How many women (and men) go undiagnosed? It's a very rare person that realises that they are depressed enough to have to seek medical attention.
And with PND, it is usually family that push the mother to seek a doctor.
on 03-02-2013 03:11 PM
Also if she was in doubts about her ability as a mother, depression or anything like that why didn't she seek medical help?
How many women (and men) go undiagnosed? It's a very rare person that realises that they are depressed enough to have to seek medical attention.
And with PND, it is usually family that push the mother to seek a doctor.
How many families end up with 4 dead babies/infants?
on 03-02-2013 03:13 PM
There are a lot of people on anti-depressants, they must have sought medical attention to get prescribed them.
on 03-02-2013 03:16 PM
from memory, interest rates were 13.5% fixed for 5 years in 1990. By 1994, they were down to 9.5% fixed for 5 years, but they went back to something like 11% just after august 1994.
And have I calculated correctly?
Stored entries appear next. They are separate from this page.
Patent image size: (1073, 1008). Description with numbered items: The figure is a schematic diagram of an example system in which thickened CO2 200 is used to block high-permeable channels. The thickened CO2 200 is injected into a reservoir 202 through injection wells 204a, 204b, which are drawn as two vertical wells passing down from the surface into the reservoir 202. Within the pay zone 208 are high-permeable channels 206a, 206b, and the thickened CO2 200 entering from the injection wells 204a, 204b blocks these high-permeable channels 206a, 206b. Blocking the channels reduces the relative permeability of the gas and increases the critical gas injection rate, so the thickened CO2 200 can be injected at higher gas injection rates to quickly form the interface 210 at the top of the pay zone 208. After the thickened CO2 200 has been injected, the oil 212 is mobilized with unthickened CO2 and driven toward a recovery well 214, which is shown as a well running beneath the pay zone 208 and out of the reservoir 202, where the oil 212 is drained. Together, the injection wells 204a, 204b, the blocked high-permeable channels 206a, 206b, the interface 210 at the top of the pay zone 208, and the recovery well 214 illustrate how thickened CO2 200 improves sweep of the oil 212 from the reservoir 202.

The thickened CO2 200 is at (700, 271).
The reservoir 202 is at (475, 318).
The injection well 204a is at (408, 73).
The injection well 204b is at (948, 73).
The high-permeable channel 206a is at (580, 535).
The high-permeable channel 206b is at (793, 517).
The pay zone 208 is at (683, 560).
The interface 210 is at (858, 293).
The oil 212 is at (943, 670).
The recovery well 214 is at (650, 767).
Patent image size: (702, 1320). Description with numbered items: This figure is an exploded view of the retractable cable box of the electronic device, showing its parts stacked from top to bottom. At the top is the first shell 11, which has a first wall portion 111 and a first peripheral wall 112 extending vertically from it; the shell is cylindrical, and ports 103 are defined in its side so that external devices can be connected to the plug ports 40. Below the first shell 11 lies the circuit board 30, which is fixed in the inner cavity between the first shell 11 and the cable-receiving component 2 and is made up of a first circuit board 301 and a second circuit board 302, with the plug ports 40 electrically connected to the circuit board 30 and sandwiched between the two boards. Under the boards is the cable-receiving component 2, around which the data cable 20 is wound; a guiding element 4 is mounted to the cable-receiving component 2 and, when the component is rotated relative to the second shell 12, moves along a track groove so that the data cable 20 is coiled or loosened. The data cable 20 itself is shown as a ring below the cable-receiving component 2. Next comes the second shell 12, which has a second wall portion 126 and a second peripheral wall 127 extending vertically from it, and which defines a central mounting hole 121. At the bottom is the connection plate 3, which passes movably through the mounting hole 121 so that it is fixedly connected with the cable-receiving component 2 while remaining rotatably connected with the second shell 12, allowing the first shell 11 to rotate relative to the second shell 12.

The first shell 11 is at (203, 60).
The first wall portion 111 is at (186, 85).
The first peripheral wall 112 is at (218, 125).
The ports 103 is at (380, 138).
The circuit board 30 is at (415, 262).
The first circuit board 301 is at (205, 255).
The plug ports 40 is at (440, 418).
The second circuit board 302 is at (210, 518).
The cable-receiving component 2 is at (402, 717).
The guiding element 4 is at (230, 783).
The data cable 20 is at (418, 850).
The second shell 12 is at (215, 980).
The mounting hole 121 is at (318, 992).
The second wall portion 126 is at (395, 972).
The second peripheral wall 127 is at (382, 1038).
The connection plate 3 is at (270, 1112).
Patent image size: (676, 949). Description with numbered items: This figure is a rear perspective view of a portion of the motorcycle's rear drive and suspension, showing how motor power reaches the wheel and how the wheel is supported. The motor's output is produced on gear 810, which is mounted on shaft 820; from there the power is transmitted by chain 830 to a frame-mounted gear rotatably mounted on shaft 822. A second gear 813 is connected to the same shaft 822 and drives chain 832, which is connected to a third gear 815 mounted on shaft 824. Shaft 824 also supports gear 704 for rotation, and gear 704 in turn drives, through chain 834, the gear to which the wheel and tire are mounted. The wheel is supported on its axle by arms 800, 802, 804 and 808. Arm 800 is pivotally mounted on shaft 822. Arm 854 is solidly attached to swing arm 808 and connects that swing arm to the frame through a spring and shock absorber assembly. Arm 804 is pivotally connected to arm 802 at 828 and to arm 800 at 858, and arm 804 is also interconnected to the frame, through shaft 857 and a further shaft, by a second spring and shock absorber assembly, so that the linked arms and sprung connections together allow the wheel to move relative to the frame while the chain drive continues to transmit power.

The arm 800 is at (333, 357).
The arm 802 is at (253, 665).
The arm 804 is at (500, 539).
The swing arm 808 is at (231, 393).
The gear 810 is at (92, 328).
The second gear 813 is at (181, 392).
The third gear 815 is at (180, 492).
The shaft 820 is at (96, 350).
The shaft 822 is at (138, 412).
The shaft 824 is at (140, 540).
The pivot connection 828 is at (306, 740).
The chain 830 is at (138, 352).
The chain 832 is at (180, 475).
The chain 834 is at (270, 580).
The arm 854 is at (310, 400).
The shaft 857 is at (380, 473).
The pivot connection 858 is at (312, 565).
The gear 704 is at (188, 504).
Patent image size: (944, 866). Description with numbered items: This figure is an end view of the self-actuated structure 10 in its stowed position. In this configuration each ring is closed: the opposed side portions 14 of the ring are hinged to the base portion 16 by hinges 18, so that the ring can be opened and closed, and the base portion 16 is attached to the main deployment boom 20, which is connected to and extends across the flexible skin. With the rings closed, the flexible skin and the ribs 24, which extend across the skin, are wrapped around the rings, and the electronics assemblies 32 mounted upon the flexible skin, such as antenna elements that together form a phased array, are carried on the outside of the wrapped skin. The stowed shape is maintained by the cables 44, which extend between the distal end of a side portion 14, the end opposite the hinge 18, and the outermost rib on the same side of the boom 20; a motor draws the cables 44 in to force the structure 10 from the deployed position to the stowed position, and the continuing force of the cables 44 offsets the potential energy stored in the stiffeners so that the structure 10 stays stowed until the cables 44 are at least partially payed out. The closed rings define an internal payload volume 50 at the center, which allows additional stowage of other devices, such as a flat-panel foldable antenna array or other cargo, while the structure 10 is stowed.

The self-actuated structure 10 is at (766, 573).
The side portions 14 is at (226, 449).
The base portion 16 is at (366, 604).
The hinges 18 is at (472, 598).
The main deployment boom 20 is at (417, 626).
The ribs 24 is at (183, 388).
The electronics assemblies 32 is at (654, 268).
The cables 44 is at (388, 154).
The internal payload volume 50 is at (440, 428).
They were about the same age with him being born in 1969? So he was opretty young too, eh?
on 03-02-2013 03:18 PM
How many families end up with 4 dead babies/infants?
From memory, there were 7 and an 8th that had 5
on 03-02-2013 03:23 PM
For true crime lovers, here's another case ... I heard it on the radio this morning.
http://www.abc.net.au/radionational/programs/hindsight/tit-for-tat-the-story-of-sandra-willson/3668044
on 03-02-2013 03:24 PM
What busy new mum keeps a diary on this stuff?
She was ill.
on 03-02-2013 03:26 PM
Also if she was in doubts about her ability as a mother, depression or anything like that why didn't she seek medical help?
How many women (and men) go undiagnosed? It's a very rare person that realises that they are depressed enough to have to seek medical attention.
And with PND, it is usually family that push the mother to seek a doctor.
But that's just it, she did realize she was depressed and also struggling to control her temper, she wrote about it many times in her diary, and referred to having similar experiences/feelings with the previous babies (so in the absence of the other diaries, some might assume she had also written then that she was feeling depressed. She also discussed it with her husband, and her husband's sister was also informed. That's when she stepped in and started babysitting etc, as the diary entry revealed kathleen wanted to leave.
Does anyone know what years the two diaries were?
Part of me is wondering iof there was a reason the other diaries were thrown out, was it because they contained even worse stuff?
but to be fair, I think most people would throw out last year's diary iykwim and only keep the current one - and as for the one her husband found, maybe she threw out a heap of stuff when she moved out, but never came across that one, so never thought about it iykwim and thus never threw it out.
on 03-02-2013 03:27 PM
Also if she was in doubts about her ability as a mother, depression or anything like that why didn't she seek medical help?
Sometimes, an ill person doesn't realise they are ill until many years have passed.
"Medical help" was not readily available then and was pathetic when it was. It is not much better now.